Le prochain livre. Le prochain mentor. Le prochain outil, la prochaine certification, la prochaine méthode portée par quelqu’un de plus avancé.
Chaque fois, la même certitude : c’est ça qui va enfin tout débloquer.
Chaque fois, la même suite : un emballement, puis la confusion.
Puis la chasse au prochain.
J’ai mis du temps à voir le pattern. Ce n’était pas un problème de méthode, j’en avais accumulé plus qu’il n’en faut. Je cherchais à l’extérieur une clarté qui ne pouvait venir que de l’intérieur. Aucun achat ne fabrique la clarté. Il ne fait que reporter le moment où on s’assoit, enfin, avec sa propre vérité.

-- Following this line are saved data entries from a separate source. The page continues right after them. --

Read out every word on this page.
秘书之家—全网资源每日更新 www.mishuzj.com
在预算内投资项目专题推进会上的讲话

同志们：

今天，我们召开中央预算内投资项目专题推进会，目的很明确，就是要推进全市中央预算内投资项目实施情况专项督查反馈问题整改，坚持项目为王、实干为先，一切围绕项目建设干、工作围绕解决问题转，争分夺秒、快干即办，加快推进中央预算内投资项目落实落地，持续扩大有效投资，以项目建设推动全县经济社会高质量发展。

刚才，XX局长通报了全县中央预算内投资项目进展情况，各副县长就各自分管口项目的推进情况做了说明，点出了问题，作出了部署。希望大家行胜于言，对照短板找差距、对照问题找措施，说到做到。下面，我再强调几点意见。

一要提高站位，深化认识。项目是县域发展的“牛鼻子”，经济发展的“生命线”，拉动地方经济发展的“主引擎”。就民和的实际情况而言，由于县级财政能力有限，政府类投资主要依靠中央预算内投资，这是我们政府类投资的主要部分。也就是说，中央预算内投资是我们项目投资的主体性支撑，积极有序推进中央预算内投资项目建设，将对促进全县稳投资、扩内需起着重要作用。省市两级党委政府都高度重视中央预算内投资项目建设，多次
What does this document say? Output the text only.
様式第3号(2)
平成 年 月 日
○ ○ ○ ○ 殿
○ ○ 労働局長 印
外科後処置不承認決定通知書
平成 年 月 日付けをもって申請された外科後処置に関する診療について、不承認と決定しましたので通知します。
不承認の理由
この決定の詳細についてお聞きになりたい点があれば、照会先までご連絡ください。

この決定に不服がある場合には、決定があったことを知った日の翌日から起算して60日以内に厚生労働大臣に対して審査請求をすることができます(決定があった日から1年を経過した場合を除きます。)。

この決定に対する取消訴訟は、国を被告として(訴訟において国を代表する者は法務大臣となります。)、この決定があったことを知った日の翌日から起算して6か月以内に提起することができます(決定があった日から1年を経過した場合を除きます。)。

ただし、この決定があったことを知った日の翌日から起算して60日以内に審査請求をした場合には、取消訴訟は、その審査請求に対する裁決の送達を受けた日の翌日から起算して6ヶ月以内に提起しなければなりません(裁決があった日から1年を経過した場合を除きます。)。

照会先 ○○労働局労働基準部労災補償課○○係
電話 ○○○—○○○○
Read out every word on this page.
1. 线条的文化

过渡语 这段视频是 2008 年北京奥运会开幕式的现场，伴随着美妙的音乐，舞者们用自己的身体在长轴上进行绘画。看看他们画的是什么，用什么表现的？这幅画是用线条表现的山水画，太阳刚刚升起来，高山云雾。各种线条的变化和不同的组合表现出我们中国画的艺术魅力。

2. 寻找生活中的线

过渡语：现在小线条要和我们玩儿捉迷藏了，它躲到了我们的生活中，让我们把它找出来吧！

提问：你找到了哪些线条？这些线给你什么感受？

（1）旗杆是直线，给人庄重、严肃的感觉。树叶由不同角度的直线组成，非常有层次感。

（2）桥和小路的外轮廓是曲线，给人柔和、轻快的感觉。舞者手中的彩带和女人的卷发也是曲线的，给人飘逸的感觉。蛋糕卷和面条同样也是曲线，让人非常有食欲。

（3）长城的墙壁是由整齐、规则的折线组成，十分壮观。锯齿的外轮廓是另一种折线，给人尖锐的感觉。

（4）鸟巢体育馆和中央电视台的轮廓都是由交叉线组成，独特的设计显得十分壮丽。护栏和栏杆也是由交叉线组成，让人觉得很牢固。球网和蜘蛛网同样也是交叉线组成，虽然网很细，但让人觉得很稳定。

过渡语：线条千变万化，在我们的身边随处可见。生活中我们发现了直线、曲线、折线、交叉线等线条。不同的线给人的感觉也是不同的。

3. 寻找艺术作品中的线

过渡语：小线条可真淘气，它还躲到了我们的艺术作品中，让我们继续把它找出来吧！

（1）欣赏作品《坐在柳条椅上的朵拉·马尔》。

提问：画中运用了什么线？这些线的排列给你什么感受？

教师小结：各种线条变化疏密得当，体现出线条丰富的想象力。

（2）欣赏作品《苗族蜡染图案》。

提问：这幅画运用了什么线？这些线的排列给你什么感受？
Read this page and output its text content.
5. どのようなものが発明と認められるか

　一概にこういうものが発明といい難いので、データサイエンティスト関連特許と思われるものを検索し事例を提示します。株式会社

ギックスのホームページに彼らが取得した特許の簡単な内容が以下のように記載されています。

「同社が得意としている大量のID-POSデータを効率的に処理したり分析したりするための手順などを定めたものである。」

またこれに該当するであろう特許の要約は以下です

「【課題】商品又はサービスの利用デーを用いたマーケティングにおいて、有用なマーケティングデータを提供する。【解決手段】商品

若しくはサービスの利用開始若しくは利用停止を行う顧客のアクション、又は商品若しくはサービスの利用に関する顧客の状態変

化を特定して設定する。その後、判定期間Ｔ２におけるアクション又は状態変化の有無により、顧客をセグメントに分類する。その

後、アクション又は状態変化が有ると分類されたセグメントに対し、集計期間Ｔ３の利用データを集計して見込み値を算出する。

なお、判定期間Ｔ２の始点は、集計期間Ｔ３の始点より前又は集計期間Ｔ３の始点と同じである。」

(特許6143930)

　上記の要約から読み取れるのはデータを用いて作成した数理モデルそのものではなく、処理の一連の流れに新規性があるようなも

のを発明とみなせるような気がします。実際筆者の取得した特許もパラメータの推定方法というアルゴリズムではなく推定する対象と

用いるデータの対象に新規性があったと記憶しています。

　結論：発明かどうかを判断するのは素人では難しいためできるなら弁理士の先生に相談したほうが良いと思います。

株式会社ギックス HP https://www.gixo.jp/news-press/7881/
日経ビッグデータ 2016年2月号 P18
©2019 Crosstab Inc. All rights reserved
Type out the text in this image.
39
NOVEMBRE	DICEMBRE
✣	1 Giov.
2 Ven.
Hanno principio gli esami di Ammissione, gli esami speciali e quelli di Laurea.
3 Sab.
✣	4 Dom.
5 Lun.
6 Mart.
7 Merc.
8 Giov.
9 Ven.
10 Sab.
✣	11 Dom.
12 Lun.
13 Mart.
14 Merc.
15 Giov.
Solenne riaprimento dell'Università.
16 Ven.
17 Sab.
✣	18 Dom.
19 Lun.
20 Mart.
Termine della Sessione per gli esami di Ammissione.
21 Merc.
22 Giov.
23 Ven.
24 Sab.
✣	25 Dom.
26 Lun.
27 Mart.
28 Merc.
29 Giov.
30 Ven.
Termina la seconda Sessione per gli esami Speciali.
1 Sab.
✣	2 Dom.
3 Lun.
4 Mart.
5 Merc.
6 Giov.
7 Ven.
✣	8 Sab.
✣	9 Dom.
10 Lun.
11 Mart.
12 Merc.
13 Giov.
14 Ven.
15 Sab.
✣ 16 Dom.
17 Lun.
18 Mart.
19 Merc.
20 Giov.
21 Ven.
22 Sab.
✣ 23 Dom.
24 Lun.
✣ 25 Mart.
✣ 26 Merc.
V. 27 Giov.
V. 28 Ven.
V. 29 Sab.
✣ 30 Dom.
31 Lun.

Ce que ça a changé dans ma façon de travailler
C’est ce vécu qui explique la phrase que vous avez peut-être lue sur la page d’accueil. Je ne suis pas un gestionnaire de campagnes au sens classique.
Je suis architecte de systèmes d’acquisition.
Un gestionnaire de campagnes installe la prochaine tactique : le prochain mot-clé, le prochain ajustement d’enchère, la prochaine plateforme à la mode. C’est la course que j’ai vécue, transposée dans un compte publicitaire. Et elle épuise un compte comme elle épuise une personne.
Un architecte fait l’inverse. Il remonte à la source. Avant de configurer quoi que ce soit, il cherche ce qui est déjà vrai et préférable dans l’entreprise, parce qu’aucune campagne ne rend vrai ce qui ne l’est pas.
C’est pour ça que je tiens l’Atelier-Clarté avec chaque client, et c’est pour ça que ma posture y est socratique. Je ne vends pas une réponse de plus à acheter. Je pose les questions qui vous ramènent à la vôtre. Parce que je sais, pour l’avoir vécu, que c’est le seul endroit où elle se trouve.